Let me illustrate the problem with a thought experiment. Imagine an intellectually highly advanced but color-blind Martian scientist who sets out to understand what humans mean when they talk about color. With his Star Trek–level technology he studies your brain and completely figures out down to every last detail what happens when you have mental experiences involving the color red. At the end of his study he can account for every physicochemical and neurocomputational event that occurs when you see red, think of red, or say “red.” Now ask yourself: Does this account encompass everything there is to the ability to see and think about redness?
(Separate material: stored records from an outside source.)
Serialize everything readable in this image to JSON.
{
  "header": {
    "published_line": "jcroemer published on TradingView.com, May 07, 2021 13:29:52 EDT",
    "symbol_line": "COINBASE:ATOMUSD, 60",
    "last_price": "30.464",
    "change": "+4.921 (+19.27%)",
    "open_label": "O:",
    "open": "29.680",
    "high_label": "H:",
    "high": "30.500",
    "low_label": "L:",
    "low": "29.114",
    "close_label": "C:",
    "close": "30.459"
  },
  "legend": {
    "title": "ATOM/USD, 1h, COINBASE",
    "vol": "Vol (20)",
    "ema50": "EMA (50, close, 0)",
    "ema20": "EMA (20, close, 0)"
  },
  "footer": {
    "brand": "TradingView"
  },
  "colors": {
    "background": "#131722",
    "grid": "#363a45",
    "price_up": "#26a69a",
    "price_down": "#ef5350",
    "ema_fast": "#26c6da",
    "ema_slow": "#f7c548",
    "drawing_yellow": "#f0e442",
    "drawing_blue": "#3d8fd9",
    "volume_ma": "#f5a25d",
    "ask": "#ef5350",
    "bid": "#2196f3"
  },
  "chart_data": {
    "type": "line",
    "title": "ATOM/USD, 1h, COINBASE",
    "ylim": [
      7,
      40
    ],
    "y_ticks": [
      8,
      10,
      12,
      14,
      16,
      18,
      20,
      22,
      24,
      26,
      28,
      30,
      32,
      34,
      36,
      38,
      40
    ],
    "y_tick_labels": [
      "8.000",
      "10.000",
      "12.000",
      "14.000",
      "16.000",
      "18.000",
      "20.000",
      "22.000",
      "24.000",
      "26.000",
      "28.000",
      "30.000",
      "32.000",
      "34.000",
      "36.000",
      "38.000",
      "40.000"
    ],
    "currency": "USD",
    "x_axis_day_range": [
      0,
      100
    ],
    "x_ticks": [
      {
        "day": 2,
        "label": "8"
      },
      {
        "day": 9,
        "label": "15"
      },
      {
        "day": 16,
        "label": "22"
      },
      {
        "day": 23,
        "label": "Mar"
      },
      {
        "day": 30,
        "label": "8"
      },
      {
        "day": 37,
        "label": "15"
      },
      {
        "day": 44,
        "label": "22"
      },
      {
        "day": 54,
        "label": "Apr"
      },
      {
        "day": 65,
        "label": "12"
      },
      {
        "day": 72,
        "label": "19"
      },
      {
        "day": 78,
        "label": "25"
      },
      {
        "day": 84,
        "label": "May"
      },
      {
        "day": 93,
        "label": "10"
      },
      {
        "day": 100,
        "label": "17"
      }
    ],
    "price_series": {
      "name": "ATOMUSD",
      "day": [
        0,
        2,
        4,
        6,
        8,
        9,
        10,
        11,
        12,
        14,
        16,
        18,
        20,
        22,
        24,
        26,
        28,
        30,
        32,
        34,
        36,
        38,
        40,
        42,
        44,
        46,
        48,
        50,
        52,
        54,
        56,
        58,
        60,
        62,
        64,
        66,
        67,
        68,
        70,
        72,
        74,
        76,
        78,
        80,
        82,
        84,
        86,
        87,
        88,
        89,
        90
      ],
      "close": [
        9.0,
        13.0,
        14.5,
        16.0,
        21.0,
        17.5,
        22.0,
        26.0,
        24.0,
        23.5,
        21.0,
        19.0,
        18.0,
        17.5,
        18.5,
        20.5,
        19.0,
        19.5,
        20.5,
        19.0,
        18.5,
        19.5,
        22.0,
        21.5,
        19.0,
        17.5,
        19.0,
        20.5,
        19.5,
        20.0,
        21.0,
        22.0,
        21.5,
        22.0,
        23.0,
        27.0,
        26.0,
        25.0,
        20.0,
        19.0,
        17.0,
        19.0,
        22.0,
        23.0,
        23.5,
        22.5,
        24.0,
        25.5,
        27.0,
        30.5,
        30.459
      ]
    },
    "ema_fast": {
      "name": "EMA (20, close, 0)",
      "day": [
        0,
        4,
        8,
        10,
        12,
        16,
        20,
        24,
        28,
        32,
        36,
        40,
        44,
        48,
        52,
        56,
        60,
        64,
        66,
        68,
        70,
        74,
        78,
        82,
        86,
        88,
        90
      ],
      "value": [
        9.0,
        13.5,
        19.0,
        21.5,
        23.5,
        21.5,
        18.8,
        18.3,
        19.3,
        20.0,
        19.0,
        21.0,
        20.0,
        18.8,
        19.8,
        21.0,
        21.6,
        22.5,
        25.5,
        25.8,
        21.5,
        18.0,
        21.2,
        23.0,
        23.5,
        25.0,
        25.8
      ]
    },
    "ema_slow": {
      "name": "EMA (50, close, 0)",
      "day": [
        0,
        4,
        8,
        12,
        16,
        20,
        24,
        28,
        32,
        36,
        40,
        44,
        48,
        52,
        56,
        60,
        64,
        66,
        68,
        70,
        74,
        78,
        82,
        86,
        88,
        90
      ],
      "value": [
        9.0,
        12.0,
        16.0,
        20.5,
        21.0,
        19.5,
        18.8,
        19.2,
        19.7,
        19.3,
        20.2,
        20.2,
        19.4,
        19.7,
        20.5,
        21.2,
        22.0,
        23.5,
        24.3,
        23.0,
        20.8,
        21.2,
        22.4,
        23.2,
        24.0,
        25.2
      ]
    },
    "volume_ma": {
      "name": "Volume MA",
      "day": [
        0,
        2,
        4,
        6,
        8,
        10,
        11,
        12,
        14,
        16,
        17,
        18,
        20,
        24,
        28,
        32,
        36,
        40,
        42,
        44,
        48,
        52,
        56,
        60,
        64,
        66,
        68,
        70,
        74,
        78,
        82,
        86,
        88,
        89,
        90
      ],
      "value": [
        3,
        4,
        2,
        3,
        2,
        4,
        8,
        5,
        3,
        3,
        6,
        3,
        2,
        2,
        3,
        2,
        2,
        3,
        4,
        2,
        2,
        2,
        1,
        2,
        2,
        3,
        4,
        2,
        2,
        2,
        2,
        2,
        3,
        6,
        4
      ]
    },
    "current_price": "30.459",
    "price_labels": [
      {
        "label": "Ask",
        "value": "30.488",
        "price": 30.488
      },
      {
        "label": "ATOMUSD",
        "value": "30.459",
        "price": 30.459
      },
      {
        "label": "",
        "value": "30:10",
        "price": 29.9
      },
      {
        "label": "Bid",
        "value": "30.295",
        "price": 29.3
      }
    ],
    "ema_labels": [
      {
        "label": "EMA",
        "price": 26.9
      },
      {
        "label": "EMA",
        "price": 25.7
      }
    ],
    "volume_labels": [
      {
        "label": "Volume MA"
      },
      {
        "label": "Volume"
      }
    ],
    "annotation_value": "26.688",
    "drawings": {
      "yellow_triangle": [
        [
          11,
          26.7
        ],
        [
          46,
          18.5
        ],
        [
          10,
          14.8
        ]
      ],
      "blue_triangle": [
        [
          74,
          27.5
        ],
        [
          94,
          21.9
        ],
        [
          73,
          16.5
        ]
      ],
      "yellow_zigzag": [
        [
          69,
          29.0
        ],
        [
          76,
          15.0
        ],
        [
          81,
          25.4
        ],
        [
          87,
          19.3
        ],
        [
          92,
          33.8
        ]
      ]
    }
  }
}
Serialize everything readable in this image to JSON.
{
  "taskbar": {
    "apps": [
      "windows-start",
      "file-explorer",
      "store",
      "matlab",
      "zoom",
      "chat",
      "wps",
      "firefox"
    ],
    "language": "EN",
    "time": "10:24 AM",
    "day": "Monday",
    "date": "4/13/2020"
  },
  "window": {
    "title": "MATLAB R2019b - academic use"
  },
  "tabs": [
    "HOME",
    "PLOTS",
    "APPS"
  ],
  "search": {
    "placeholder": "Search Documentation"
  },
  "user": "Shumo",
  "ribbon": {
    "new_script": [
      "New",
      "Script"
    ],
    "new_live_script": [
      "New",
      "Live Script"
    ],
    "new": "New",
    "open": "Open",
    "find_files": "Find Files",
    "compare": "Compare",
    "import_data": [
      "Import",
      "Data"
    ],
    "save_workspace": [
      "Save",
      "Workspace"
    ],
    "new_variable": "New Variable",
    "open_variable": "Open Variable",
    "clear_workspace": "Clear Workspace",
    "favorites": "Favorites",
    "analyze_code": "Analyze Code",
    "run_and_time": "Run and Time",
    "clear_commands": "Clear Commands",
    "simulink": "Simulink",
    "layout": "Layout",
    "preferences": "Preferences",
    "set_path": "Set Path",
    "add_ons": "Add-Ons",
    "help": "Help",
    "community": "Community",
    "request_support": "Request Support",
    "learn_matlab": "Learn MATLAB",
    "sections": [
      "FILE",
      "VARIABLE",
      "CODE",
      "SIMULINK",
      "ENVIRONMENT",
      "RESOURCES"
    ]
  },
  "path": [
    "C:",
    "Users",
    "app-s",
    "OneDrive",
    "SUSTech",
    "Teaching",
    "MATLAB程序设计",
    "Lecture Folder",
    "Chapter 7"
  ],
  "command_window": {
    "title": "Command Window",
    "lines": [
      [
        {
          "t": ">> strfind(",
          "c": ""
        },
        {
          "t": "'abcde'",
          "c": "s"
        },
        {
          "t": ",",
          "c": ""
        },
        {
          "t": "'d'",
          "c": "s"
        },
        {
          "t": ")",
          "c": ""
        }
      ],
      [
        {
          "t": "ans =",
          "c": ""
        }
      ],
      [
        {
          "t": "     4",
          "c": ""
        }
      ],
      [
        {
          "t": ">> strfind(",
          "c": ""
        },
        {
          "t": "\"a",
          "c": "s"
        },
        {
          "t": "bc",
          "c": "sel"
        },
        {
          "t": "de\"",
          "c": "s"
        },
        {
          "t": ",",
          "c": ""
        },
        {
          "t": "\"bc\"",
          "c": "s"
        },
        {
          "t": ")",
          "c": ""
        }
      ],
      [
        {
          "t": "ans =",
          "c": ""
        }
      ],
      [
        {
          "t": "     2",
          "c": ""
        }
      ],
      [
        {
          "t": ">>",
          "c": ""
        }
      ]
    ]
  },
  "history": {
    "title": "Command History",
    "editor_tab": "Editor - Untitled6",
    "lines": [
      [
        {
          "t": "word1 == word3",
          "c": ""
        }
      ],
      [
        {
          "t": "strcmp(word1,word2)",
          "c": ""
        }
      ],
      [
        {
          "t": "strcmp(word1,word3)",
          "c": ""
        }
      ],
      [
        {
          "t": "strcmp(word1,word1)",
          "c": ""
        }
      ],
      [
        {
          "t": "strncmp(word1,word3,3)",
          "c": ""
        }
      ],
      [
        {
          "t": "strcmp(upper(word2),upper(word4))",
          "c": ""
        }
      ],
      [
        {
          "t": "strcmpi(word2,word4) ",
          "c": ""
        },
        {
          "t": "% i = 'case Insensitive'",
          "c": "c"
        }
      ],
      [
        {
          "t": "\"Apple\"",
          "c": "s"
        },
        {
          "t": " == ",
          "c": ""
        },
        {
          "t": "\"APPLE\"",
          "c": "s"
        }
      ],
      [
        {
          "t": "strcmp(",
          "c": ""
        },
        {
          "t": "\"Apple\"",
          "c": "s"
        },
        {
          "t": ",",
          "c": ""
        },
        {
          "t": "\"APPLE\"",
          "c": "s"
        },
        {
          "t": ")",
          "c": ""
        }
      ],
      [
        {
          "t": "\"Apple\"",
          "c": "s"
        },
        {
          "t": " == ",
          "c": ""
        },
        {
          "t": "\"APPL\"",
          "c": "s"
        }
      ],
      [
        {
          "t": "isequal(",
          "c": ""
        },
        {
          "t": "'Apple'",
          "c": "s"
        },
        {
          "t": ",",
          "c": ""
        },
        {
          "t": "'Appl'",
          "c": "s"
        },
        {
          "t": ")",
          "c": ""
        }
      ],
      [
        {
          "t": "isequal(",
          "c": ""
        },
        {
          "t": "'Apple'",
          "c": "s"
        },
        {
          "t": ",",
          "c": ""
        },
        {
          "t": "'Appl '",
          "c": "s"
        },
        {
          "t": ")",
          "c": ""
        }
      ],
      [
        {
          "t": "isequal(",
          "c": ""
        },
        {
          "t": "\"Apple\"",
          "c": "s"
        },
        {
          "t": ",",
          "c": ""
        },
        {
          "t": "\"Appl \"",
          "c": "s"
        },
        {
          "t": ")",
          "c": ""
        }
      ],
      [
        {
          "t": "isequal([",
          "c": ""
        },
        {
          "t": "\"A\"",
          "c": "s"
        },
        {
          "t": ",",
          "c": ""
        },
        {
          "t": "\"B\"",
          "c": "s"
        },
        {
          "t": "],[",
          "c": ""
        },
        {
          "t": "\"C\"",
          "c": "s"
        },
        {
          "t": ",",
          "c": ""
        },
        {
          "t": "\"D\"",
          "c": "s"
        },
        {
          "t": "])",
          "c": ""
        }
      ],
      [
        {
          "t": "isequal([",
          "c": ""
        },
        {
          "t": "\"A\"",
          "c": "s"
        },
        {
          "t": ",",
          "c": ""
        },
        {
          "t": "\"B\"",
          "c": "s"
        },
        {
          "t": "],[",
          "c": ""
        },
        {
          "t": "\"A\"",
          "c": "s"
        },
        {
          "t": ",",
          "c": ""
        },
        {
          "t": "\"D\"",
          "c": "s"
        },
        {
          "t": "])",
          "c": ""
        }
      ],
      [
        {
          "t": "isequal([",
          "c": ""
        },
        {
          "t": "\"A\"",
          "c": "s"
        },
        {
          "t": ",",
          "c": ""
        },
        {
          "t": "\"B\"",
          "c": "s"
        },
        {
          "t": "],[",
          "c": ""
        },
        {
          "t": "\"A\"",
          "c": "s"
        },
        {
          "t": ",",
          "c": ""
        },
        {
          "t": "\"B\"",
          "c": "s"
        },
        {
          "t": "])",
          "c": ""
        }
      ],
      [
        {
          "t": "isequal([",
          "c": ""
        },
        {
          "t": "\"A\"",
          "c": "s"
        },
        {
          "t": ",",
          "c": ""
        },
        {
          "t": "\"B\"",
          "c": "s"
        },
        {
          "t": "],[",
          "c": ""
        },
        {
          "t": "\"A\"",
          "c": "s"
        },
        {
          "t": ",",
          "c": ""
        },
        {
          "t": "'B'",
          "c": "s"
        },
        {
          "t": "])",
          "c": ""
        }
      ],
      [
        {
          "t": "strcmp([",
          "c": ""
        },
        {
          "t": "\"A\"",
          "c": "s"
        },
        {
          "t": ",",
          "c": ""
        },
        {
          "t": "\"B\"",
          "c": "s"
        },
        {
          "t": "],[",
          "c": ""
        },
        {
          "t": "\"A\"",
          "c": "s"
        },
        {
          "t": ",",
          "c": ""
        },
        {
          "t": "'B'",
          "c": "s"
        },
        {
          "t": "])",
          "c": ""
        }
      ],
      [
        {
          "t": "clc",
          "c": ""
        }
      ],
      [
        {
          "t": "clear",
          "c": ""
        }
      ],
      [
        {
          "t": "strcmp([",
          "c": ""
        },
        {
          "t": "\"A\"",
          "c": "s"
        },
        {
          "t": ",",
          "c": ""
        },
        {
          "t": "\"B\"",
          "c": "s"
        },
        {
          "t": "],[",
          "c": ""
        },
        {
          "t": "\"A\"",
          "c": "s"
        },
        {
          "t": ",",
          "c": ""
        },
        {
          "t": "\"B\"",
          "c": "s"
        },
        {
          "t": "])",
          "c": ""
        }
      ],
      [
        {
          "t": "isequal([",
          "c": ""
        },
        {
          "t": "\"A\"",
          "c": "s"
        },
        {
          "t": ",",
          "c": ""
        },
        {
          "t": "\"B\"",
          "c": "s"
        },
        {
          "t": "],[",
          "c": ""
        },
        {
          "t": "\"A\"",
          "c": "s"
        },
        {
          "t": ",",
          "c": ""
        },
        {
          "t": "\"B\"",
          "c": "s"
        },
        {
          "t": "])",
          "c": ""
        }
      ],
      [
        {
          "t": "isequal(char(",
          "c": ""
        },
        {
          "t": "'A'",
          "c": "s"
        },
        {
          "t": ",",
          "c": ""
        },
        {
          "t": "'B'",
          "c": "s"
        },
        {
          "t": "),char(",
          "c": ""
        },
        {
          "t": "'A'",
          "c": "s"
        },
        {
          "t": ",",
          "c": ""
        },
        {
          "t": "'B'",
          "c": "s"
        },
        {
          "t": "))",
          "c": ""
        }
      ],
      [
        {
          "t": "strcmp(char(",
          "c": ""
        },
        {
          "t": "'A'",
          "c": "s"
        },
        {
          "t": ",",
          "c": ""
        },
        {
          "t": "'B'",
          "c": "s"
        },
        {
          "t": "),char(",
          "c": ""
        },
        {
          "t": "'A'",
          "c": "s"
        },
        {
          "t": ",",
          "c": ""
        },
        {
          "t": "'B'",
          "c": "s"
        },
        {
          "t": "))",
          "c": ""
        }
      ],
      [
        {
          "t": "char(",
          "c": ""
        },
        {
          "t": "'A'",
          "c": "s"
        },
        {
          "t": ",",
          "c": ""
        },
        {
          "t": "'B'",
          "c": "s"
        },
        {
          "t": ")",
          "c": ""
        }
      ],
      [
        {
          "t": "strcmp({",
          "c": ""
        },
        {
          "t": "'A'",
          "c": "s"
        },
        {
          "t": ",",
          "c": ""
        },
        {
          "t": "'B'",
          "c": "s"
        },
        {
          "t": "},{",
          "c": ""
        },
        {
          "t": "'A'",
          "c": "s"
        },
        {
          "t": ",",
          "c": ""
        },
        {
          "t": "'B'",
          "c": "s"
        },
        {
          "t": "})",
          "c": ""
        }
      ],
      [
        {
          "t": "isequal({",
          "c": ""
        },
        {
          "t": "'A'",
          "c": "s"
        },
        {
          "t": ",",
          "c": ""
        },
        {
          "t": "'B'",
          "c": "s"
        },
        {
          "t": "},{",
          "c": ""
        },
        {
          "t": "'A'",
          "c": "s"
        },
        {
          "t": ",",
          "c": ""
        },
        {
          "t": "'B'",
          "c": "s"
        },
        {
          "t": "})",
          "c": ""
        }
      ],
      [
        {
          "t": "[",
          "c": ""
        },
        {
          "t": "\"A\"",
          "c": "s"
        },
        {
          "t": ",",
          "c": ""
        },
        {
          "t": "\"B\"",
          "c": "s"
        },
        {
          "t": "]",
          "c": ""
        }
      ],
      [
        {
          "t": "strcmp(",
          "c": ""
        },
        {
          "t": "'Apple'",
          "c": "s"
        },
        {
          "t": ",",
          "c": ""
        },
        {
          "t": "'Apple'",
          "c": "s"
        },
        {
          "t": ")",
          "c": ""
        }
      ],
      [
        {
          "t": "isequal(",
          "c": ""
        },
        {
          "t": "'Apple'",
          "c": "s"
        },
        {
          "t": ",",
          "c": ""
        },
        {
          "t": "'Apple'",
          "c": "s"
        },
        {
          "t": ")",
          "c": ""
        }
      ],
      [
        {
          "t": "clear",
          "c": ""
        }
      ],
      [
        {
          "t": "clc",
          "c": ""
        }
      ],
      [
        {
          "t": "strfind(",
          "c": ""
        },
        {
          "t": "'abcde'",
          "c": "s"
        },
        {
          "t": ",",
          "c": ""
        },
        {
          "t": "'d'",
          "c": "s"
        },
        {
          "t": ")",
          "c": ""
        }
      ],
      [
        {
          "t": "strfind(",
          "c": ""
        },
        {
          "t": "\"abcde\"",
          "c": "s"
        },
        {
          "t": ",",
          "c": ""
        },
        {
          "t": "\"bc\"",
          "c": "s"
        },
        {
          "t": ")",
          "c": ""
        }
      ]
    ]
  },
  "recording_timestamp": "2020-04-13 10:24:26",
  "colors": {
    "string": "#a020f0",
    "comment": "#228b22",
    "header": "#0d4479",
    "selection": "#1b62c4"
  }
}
Can the color-blind Martian now rest assured that he understands your alien mode of visual experience even though his brain is not wired to respond to that particular wavelength of electromagnetic radiation? Most people would say no. Most would say that no matter how detailed and accurate this outside-objective description of color cognition might be, it has a gaping hole at its center because it leaves out the quale of redness. (“Quale,” pronounced “kwah-lee,” is the singular form of “qualia.”) Indeed, there is no way you can convey the ineffable quality of redness to someone else short of hooking up your brain directly to that person’s brain.